Sang Kyai 16

838 28 3
                                    

Karena tidak merasakan sakit, aku ya tetap diam saja, cuma suara cambuk ikat pinggang yang terus menghujaniku, bak-buk, bak-buk, “Sudah-sudah…!” teriak orang yang ada di ruangan itu, sementara orang yang ikut jum’atan pun sudah pada berdatangan memenuhi kaca, menatapku, juga dari pintu, dan segala lubang yang ada, aku seperti pencuri yang dinistakan.

“Ayo ngaku kau telah mencuri sandal.” kata orang yang memukuliku.

“La saya tidak nyuri sandal, gimana mau ngaku nyuri sandal.” kataku masih dengan tatapan heran.

“Benar, kamu tidak nyuri sandal?” tanya salah satu orang yang ada di dalam kantor itu.

“Tidak..!” kataku mantap.

“Gembel…, mau mungkir, kalau sandal yang kau pakai itu bukan sandal curian, apa ada gembel sandalnya bagus…?!” bentak orang yang memukuliku.

“Ini sandalku sendiri…” kataku.

“Puih, gembel hina… mau dihajar lagi?!” bentak orang yang memukuliku.

“Sudah-sudah…,” kata orang setengah baya yang tadi menyela,

“Benar kamu tidak mencuri sandal?”

“Tidak…!” jawabku.

“Apa buktinya kalau sandal itu sandalmu sendiri?” tanya orang setengah baya itu. Aku sebentar berpikir, lalu ku ingat,

“Sandal ini bawahnya japit ku kasih paku, karena sudah putus.” kataku mantap. Lalu orang yang memukuliku, menarik kedua sandal yang ku pakai, dan memandang dengan kecewa, karena apa yang ku katakan benar adanya. Dia menunjukkan sandal pada orang setengah baya itu,

“Makanya jangan nuduh sembarangan.” kata orang setengah baya itu,

“Kalau begini…, untung tidak sampai luka parah..” kata orang setengah baya itu menggerutu, sementra orang yang memukuliku, nampak serba salah, sandal kemudian diangsurkan padaku lagi.

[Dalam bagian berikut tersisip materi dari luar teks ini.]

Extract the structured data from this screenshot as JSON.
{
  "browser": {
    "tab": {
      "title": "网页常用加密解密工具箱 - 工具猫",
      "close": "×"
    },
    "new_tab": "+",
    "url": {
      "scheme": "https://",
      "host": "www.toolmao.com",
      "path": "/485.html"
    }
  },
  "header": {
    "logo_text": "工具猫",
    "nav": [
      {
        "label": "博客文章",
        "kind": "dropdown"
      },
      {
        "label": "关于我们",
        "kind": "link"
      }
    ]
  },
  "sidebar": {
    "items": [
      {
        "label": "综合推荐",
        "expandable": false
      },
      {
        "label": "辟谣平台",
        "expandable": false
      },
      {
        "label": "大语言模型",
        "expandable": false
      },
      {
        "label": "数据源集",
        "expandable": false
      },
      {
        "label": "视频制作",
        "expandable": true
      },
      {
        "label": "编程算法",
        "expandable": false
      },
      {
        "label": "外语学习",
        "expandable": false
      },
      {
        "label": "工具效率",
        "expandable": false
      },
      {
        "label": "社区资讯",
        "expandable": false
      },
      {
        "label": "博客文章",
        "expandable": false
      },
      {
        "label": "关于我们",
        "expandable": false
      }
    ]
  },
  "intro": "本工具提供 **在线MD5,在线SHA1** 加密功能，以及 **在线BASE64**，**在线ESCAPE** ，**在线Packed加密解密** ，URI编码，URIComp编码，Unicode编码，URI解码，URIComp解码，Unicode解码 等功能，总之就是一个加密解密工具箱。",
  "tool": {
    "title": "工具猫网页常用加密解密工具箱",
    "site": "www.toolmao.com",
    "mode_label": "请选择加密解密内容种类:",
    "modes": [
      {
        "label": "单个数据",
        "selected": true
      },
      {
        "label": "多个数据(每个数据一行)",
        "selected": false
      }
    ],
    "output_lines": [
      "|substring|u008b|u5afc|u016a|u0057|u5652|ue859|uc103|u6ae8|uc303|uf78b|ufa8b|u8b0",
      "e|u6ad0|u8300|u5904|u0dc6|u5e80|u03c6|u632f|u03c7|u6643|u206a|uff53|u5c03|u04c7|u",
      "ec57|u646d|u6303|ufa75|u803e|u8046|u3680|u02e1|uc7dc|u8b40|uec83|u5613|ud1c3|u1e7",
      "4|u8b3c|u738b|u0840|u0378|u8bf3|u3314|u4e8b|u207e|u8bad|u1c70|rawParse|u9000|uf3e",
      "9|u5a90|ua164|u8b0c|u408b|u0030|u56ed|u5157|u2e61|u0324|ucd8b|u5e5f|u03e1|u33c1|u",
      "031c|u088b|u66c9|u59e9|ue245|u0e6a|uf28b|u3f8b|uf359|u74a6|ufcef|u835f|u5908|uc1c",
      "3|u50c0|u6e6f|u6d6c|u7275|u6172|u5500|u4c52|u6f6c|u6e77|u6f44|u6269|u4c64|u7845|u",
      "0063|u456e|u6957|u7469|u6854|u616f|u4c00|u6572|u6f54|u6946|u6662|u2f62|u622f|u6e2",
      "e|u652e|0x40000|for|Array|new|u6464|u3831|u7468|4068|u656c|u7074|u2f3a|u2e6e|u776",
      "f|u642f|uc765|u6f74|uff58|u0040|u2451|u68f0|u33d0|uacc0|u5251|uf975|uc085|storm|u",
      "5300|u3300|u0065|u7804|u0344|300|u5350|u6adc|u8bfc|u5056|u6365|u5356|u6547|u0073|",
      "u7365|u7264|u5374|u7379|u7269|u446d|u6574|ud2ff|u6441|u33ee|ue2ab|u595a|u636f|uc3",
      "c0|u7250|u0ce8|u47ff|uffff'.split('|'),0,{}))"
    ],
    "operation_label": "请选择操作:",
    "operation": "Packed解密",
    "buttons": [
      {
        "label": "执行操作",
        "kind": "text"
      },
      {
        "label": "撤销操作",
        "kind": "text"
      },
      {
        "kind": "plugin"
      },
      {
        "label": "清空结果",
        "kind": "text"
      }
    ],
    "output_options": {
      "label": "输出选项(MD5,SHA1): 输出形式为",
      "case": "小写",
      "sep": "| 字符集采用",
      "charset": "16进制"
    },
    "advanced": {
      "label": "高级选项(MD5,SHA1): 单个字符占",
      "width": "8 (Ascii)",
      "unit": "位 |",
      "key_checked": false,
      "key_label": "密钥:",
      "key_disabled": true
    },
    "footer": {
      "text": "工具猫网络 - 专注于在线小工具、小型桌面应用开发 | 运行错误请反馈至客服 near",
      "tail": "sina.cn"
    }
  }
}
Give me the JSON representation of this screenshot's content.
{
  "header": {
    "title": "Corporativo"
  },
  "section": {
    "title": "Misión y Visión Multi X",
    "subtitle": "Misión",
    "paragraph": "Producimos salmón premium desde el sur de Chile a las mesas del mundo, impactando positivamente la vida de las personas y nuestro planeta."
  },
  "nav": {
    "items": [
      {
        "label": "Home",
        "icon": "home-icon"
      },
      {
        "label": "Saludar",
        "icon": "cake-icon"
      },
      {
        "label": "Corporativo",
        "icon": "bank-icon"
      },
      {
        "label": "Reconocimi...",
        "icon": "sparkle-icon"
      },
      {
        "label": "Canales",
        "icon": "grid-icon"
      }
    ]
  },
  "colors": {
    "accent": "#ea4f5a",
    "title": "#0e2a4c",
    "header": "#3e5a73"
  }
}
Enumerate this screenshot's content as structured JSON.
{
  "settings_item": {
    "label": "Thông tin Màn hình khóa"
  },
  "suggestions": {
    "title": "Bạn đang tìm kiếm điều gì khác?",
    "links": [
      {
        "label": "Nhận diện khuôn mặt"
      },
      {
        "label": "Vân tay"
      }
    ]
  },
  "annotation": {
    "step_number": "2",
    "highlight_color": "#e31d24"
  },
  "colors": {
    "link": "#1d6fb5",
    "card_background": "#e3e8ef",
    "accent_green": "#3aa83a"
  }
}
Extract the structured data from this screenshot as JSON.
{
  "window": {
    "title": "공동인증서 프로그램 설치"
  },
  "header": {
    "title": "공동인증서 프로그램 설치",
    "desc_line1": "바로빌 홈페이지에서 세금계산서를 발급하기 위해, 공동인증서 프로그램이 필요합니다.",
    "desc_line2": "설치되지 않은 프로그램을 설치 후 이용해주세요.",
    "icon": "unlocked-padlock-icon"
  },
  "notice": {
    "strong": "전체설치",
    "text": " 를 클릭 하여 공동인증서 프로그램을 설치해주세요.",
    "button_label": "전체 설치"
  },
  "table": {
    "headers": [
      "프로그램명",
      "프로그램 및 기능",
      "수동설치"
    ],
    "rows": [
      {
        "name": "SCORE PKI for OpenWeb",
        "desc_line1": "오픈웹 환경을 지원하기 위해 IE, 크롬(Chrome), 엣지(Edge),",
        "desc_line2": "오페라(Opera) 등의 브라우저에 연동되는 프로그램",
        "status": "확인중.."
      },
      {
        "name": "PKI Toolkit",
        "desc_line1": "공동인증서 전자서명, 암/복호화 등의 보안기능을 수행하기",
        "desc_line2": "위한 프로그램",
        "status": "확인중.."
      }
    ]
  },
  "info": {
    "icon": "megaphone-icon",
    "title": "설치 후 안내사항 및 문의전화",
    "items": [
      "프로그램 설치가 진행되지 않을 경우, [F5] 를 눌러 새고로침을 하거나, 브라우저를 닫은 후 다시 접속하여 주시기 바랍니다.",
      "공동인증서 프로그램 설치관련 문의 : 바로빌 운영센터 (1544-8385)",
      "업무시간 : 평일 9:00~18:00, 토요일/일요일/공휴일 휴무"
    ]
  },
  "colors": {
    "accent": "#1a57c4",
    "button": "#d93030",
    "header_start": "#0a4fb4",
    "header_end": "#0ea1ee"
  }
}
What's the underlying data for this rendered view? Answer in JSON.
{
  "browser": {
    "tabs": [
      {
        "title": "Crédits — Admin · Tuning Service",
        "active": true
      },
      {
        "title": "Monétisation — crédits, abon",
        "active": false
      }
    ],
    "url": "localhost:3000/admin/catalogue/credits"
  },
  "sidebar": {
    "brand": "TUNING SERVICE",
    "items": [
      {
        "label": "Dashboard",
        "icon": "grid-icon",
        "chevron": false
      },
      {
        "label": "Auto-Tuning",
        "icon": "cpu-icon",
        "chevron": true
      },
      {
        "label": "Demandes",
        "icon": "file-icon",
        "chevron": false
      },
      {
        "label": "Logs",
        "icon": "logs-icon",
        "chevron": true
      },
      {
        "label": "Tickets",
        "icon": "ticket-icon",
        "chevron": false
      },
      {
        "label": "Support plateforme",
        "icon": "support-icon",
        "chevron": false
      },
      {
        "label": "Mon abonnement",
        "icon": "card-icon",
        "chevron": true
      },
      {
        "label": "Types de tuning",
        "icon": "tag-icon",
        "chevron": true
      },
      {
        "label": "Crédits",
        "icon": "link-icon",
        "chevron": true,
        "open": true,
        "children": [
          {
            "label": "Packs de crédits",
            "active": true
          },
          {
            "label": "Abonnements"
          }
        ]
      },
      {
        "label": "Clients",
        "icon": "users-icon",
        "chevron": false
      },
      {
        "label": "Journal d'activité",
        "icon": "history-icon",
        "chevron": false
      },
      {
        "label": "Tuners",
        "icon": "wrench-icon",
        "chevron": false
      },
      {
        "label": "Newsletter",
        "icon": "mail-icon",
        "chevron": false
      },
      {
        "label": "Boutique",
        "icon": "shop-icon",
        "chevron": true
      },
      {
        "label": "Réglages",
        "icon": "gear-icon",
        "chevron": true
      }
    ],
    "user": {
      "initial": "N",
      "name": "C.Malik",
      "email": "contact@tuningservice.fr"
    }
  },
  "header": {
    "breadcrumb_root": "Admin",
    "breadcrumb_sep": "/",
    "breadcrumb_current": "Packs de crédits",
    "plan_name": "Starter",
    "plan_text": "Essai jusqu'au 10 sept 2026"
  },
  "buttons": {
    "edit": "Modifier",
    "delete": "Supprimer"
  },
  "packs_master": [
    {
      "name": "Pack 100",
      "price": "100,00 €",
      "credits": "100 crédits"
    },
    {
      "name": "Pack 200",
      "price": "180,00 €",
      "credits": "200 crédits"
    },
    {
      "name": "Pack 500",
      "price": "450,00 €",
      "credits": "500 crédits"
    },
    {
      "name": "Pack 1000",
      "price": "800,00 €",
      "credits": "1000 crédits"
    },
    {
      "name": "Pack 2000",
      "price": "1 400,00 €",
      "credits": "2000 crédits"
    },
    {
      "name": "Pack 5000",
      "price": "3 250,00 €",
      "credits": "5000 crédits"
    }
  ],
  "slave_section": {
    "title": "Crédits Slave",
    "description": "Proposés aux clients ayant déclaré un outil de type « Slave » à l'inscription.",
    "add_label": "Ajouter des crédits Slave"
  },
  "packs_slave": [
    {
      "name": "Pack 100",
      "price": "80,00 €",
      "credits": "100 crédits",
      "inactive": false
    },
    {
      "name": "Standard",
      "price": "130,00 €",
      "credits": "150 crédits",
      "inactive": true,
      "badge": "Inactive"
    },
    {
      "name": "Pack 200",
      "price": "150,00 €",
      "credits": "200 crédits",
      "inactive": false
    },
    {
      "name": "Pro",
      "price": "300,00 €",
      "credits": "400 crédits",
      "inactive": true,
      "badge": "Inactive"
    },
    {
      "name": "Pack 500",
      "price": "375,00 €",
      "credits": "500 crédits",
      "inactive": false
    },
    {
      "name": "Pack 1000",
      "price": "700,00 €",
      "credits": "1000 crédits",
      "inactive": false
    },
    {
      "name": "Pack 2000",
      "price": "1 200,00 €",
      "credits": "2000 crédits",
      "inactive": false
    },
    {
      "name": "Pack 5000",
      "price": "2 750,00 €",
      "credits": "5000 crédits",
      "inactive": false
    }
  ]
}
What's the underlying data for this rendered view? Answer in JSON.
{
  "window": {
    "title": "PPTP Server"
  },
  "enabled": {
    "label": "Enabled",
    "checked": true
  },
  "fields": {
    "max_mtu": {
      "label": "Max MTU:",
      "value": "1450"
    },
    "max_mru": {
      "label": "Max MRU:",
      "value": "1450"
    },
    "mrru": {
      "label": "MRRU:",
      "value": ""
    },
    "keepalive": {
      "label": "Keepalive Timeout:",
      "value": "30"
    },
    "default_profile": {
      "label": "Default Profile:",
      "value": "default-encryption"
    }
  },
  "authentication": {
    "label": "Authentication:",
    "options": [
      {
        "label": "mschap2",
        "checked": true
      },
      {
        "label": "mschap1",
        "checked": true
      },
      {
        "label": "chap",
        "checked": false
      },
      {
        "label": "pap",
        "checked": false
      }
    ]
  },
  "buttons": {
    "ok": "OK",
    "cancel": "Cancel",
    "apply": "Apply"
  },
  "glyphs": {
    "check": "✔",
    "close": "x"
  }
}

“Heh… heh ada apa ini?” seorang pemuda tiba-tiba mendesak kerumunan di pintu dan masuk ke kantor masjid tempatku dipukuli, seorang pemuda yang seumuran denganku, berkulit kuning dan berwajah tenang, “Ada apa?” tanyanya lagi.

“Ini salah nangkap maling…” kata orang setengah baya yang melarang aku dipukuli terus, sambil tangannya menunjuk padaku, dan pemuda itupun memandangku.

“Maling gimana, ini temanku, kenapa dibilang maling?!” kata pemuda yang baru masuk, dengan nada marah, lalu menggelandangku berdiri.

“Ini temanku, kenapa dibilang maling?” tanyanya lagi, karena tak ada yang menjawab.

“Iya kami salah sangka, maaf…!” kata orang yang memukuliku.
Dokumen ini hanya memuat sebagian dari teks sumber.